Allo stesso autore o ad un discepolo è stato ricondotto il già menzionato kouros di New York, opera di un artista attico che ha rielaborato modelli cicladici sollevando i tratti dalla sfera dell'individuale e dell'episodico; una figura organica, equilibrata, anch'essa posta originariamente nella tomba di una nobile famiglia ateniese, ove ancora permangono labili tracce di abito che andranno scomparendo a breve.
GRECIA - Atene, MAN / Kouros del Sunio
La figura si trova in una posa convenzionale, con la testa e il corpo in posizione statica centrale, mentre il piede sinistro è più avanzato il peso si distribuisce però uniformemente su entrambi i piedi, con i pugni serrati al lato delle grandi cosce.

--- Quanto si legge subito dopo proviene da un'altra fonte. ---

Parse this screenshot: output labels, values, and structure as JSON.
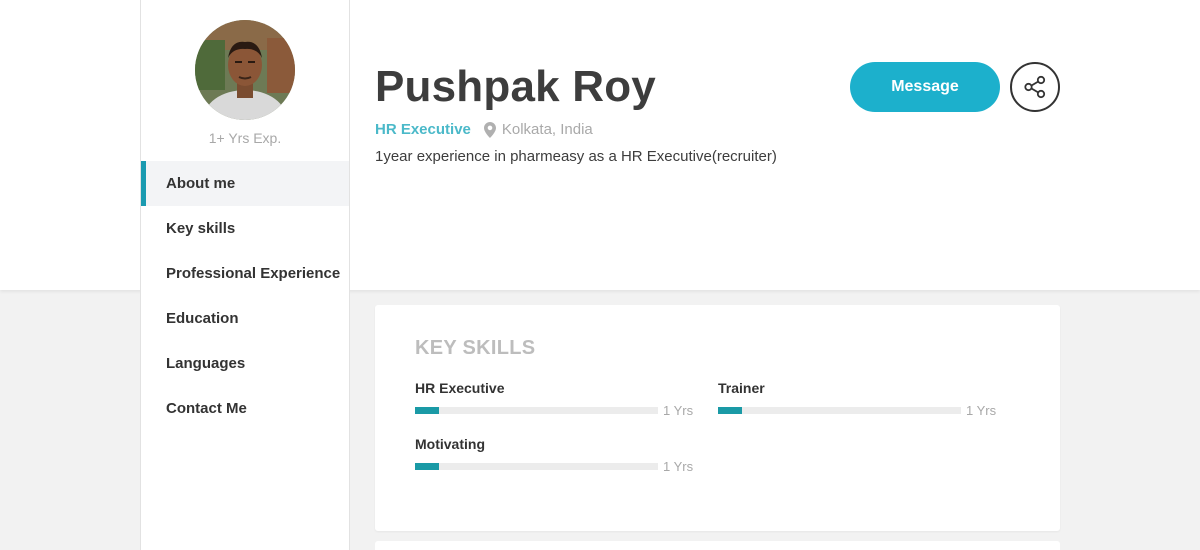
{
  "profile": {
    "name": "Pushpak Roy",
    "role": "HR Executive",
    "location": "Kolkata, India",
    "bio": "1year experience in pharmeasy as a HR Executive(recruiter)",
    "experience": "1+ Yrs Exp."
  },
  "sidebar": {
    "items": [
      {
        "label": "About me",
        "active": true
      },
      {
        "label": "Key skills"
      },
      {
        "label": "Professional Experience"
      },
      {
        "label": "Education"
      },
      {
        "label": "Languages"
      },
      {
        "label": "Contact Me"
      }
    ]
  },
  "actions": {
    "message_label": "Message",
    "share_icon": "share-icon"
  },
  "key_skills": {
    "title": "KEY SKILLS",
    "skills": [
      {
        "name": "HR Executive",
        "years": "1 Yrs",
        "level": 0.1
      },
      {
        "name": "Trainer",
        "years": "1 Yrs",
        "level": 0.1
      },
      {
        "name": "Motivating",
        "years": "1 Yrs",
        "level": 0.1
      }
    ]
  },
  "colors": {
    "accent": "#1cb0cc",
    "bar_fill": "#1a9aa6",
    "role_text": "#4bb9c9"
  }
}
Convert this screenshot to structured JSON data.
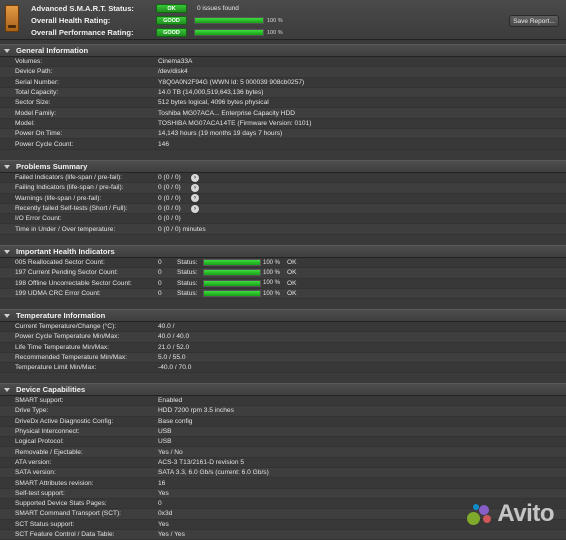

La testa è ampia con un viso dotato di sorriso arcaico; il corpo rigido e quasi ieratico è posizionato frontalmente, con le spalle larghe, la vita e i fianchi stretti. Alcuni frammenti di colorazione rossa rimangono nelle ciocche di capelli intrecciati, che sono racconti da un nastro legato da un nodo piano, e con riccioli sulla fronte.
Le caratteristiche anatomiche sono suggerite da segni superficiali, tra cui le otto suddivisioni dell'addome: ha infine grandi lobi in volute, oltre ad occhi a mandorla e le proporzioni sono generalmente allungate.
La statua è stata trovata sepolta nei pressi del Tempio di Poseidone a Capo Sunio nel 1906, e potrebbe essere stato rimosso e sepolto dai Persiani quando il tempio fu distrutto nel 480 a.C. durante la seconda guerra persiana a seguito dell'invasione della Grecia. Restaurato, ha un'altezza di 3,05 metri ed è a tutt'oggi conservato al Museo Archeologico Nazionale di Atene.